Lors de mes consultations en néonatalogie, j’ai longtemps entendu dire qu’« allaiter empêche de dormir à souhait, de récupérer » et que « ce n’est pas recommandé d’allaiter quand on a besoin de beaucoup de sommeil », ou encore que, « les femmes à tendance dépressive ne devraient pas allaiter sous peine d’aggraver leur humeur morose....».
Je ne savais que penser de toutes ces allégations et ces discours récurrents me dérangeaient. Lors d’une journée internationale de l’allaitement à Paris en 2001, alors fraîchement certifiée consultante en lactation IBCLC, j’ai eu le privilège de rencontrer le Dr Kathleen Kendall-Tackett.
J’avais eu connaissance de ses travaux sur l’approche psycho-neuro-immunologique de la dépression et les implications chez la mère allaitante. Madame Kendall-Tackett, données probantes à l’appui, concluait son intervention par : « l’allaitement abaisse le niveau de stress et protège la mère sur le plan émotionnel.
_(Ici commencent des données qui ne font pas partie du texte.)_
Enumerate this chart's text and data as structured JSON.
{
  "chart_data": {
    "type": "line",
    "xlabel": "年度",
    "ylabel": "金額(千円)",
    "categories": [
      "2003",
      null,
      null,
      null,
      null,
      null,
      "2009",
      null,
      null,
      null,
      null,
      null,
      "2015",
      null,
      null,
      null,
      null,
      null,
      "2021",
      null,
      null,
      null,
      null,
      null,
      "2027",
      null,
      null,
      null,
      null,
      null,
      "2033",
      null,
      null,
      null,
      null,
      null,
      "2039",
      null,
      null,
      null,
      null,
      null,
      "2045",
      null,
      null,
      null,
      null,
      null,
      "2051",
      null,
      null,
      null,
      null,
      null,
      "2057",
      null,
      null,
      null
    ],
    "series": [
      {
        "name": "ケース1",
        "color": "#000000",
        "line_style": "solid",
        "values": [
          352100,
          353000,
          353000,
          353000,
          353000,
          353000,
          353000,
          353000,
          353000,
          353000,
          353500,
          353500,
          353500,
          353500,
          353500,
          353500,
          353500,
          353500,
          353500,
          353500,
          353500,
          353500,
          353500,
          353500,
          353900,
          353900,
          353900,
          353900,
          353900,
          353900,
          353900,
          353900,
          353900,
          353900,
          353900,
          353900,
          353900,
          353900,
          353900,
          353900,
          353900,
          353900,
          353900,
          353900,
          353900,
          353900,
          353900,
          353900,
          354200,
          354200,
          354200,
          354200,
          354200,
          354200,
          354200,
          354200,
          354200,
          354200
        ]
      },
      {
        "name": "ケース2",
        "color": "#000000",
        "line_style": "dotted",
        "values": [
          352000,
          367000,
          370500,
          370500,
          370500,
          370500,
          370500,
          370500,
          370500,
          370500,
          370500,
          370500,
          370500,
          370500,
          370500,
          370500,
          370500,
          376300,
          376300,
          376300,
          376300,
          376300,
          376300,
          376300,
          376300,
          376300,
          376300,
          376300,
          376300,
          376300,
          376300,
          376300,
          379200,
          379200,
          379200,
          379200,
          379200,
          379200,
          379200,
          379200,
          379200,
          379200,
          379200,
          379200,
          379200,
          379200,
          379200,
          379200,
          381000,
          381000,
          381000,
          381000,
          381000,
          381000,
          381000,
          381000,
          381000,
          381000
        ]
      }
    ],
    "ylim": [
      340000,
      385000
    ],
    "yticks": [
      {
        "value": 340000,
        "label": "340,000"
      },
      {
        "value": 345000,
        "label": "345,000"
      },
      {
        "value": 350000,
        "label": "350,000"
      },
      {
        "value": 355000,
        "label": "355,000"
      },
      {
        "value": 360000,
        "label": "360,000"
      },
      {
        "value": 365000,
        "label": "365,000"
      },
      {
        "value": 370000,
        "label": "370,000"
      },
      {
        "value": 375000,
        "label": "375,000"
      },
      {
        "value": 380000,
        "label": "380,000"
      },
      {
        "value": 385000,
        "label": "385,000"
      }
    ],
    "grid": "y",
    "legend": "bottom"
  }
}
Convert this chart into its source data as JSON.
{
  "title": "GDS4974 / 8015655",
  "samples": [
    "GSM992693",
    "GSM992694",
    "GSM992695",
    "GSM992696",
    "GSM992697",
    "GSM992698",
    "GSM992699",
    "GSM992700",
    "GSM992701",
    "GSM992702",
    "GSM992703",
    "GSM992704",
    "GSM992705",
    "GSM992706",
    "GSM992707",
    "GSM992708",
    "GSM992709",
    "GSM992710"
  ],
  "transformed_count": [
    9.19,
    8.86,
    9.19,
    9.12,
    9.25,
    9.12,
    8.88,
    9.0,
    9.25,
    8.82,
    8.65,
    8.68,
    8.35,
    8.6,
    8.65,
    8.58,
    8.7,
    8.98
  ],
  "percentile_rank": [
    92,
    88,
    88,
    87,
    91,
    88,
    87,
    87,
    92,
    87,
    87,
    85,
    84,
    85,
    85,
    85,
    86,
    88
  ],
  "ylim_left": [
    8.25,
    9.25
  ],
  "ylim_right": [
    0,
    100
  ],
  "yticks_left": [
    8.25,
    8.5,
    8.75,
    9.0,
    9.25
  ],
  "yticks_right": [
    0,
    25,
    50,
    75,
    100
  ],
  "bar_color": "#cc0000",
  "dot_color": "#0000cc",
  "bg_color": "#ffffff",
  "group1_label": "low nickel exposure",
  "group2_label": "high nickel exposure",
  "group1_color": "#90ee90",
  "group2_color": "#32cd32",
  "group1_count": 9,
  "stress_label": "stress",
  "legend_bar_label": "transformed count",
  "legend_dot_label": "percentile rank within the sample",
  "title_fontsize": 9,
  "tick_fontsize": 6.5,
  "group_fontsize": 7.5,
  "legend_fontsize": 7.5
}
L’allaitement protège aussi les bébés vis-à-vis de l’impact négatif d’une dépression maternelle » (1).
Un sommeil profond pour maman et pour bébé allaité
Le Dr Kendall-Tackett rapportait dans une autre étude menée sur plus de 6000 femmes de 59 pays différents, que l’endormissement était plus rapide, et la durée totale de sommeil était aussi longue voire plus chez les mères allaitantes qui déclaraient des troubles du sommeil avant la grossesse (du fait d’antécédents traumatiques de vie), comparées aux mères n’allaitant pas, ou allaitant en mixte quels qu’aient été leurs antécédents et leurs éventuels traumatismes. (2)
Déjà en 2002, chez une douzaine de mères allaitant exclusivement comparées à des mères n’allaitant pas, et des femmes témoins n’ayant pas accouché, Blyton et Col (en utilisant des appareils enregistrant le sommeil chez les participantes à domicile) mettaient en évidence une augmentation de la durée de sommeil lent chez les femmes allaitantes 182 ± 41 min alors qu’elle était de 86 ± 22 min chez les femmes témoins, et 63 ± 29 min chez les mères utilisant des préparations pour nourrissons. Dans cette étude, la durée totale de sommeil était similaire (3).
Il est de notoriété publique que le sommeil lent profond est le plus réparateur pour le corps, et qu’il favorise les défenses immunitaires. Les femmes qui allaitent ont donc les outils biologiques pour mieux récupérer physiquement et mieux se défendre contre les stress environnementaux.
Depuis ces 20 dernières années, les données se sont multipliées permettant de mettre à mal toutes ces idées reçues véhiculées par notre société et impactant les mères allaitantes. Ces dernières reprennent parfois, à leur corps défendant, un discours alimentant ces représentations culturelles.